Kılıç, İsmail Tansu’nu kitabından özet alıntı yaptığı 109. sayfada şöyle diyor: “Tansu bu gergin bekleyişe son vermek ve daireyle ilgili planları öğrenmek için Cemal Gürsel’e gitti. Ancak randevu verilen kişi Başbakan Müsteşarı olan Alparslan Türkeş oldu. İsmail Tansu karşısında Alparslan Türkeş’i görünce hem şaşırdı hem sevindi. Sevinmesi derdini rahat anlatacak olmasındandı. Çünkü Türkeş, Özel Harp Dairesi’ni ve görevlerini çok iyi biliyordu.” Bu anlatımdan sonra okuyucu şu soruyu sorma hakkına sahip oluyor. “Eğer Türkeş, Özel Harp’in kurucularından ise Özel Harpçi İsmail Tansu neden Gürsel’den randevu istesin ve tesadüfen Türkeş ile görüştüğünde şaşırsın?” Özel Harp Dairesi’nde efsane olan bir subay, hem de başbakan müsteşarı olmuş. Eğer Özel Harp Dairesi için bu kadar önemli bir subay 27 Mayıs’ın öncü kadrosu içinde ise neden Özel Harp Dairesi 27 Mayıs’tan habersiz ve dışında kalmış... Bu tür soruları artırabiliriz.
Üstelik İsmail Tansu, Türkeş ile görüşmesini Kılıç’ın özetlediği gibi anlatmıyor.(Aslında Kimse Uyumuyordu) “Türkeş’le daha önceden tanışıyordum.(...) O da öteki ihtilalci subaylar gibi kurulumuzu tanımıyordu.

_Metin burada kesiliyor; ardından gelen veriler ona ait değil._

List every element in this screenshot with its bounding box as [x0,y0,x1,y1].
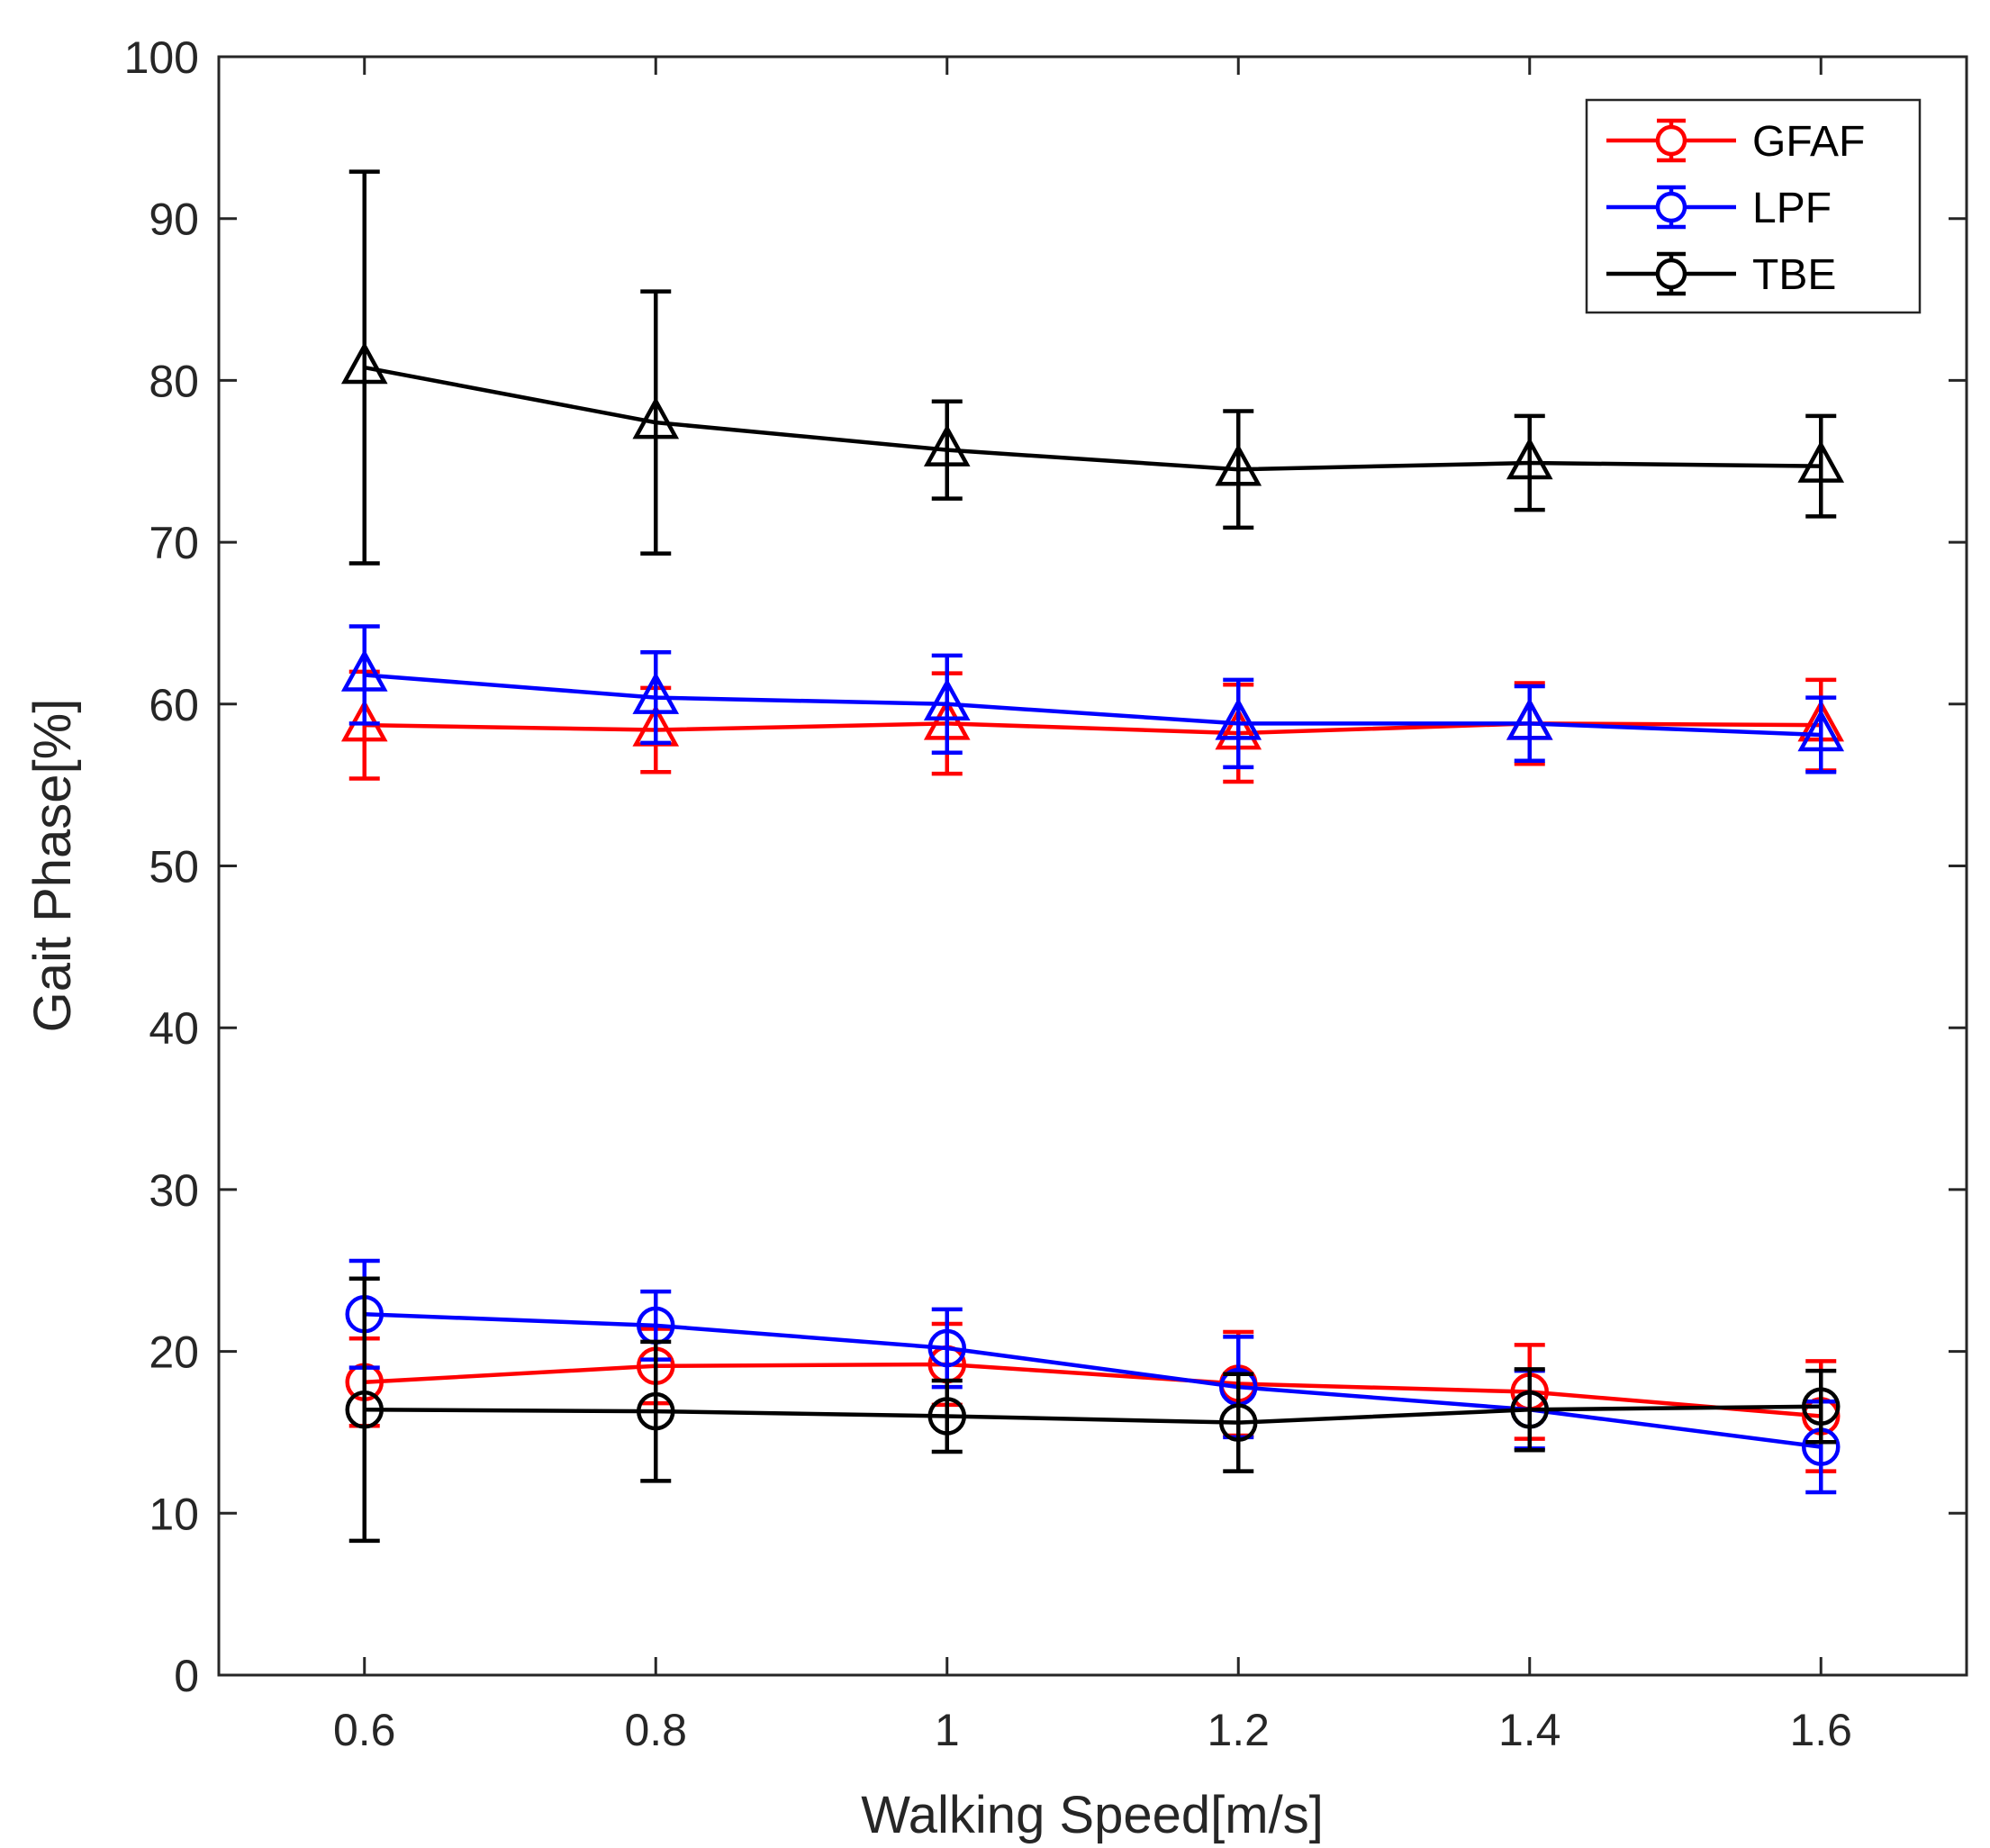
data-point-circle [927,1397,966,1436]
series-line [364,1404,1822,1425]
legend-item-tbe: TBE [1606,251,1836,299]
data-point-triangle [632,671,680,714]
data-point-triangle [1506,697,1553,740]
data-point-triangle [1215,697,1262,740]
series-tbe-triangle [340,169,1845,566]
x-tick-label: 1.6 [1789,1705,1852,1755]
y-tick-label: 40 [149,1003,199,1054]
data-point-circle [1219,1403,1258,1442]
data-point-circle [927,1328,966,1368]
series-line [364,673,1822,738]
series-line [364,1362,1822,1418]
data-point-circle [637,1391,675,1431]
series-line [364,1312,1822,1449]
data-point-triangle [923,678,971,721]
y-tick-label: 80 [149,356,199,406]
data-point-triangle [632,396,680,439]
series-line [364,365,1822,472]
y-tick-label: 10 [149,1489,199,1539]
data-point-triangle [923,424,971,467]
x-tick-label: 1 [935,1705,960,1755]
data-point-circle [1802,1387,1841,1426]
y-tick-label: 20 [149,1327,199,1378]
legend-item-gfaf: GFAF [1606,118,1865,166]
y-tick-label: 100 [124,32,199,83]
x-tick-label: 0.8 [624,1705,687,1755]
legend-label: LPF [1752,185,1832,232]
legend-marker [1655,191,1687,223]
legend-label: GFAF [1752,118,1865,166]
legend-label: TBE [1752,251,1836,299]
data-point-triangle [1797,439,1845,483]
y-tick-label: 70 [149,518,199,568]
y-tick-label: 50 [149,842,199,892]
data-point-triangle [1215,443,1262,486]
legend: GFAF LPF TBE [1585,98,1922,314]
data-point-triangle [1506,437,1553,480]
x-tick-label: 0.6 [333,1705,396,1755]
series-lpf-triangle [340,624,1845,775]
data-point-triangle [340,341,388,385]
x-tick-label: 1.2 [1207,1705,1270,1755]
data-point-circle [1510,1391,1549,1429]
axis-ticks [219,55,1967,1677]
y-tick-label: 60 [149,680,199,730]
y-tick-label: 30 [149,1165,199,1216]
legend-marker [1655,258,1687,290]
y-axis-title: Gait Phase[%] [23,699,82,1033]
y-tick-label: 90 [149,195,199,245]
x-axis-title: Walking Speed[m/s] [861,1786,1324,1844]
data-point-circle [345,1391,384,1429]
x-tick-label: 1.4 [1498,1705,1561,1755]
legend-marker [1655,124,1687,157]
tick-labels: 0.6 0.8 1 1.2 1.4 1.6 0 10 20 30 40 50 60 70 80 90 100 [124,32,1852,1755]
series-tbe-circle [345,1276,1841,1544]
data-point-triangle [340,648,388,692]
data-point-triangle [1797,709,1845,752]
series-layer [340,169,1845,1544]
legend-item-lpf: LPF [1606,185,1832,232]
y-tick-label: 0 [174,1651,199,1701]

Yalan yanlış dedikodular nedeni ile kurulumuzdan kuşku duyuyorlardı.(...)Kurulumuzu tanıtmak ve gerçekleri anlatmak için Milli Birlik Komitesi’nde yakın arkadaşlarım vardı. Fakat ben bulunduğu makamı göz önünde bulundurarak Türkeş’e gitmeyi tercih ettim.(...) 28 Mayıs sabahı randevu almadan, tebrik etmek vesilesi ile Türkeş’in makamına gittiğimde beni dostça karşılayıp, kucaklayarak teşekkür etmiş ve oturmam için yer göstermişti(...)Beni dikkatle ve merakla dinleyen Türkeş ’Anlat Tansu anlat, vaktim var. Bu çok önemli bir mesele, bulandırılan kafalarımız şüpheden arınsın’demişti.” Bunları okuduktan sonra Ecevit Kılıç’ın konuyu nasıl çarpıttığı bir kez daha meydana çıkıyor. Bir araştırmacı kaynağa sadık kalmak zorundadır.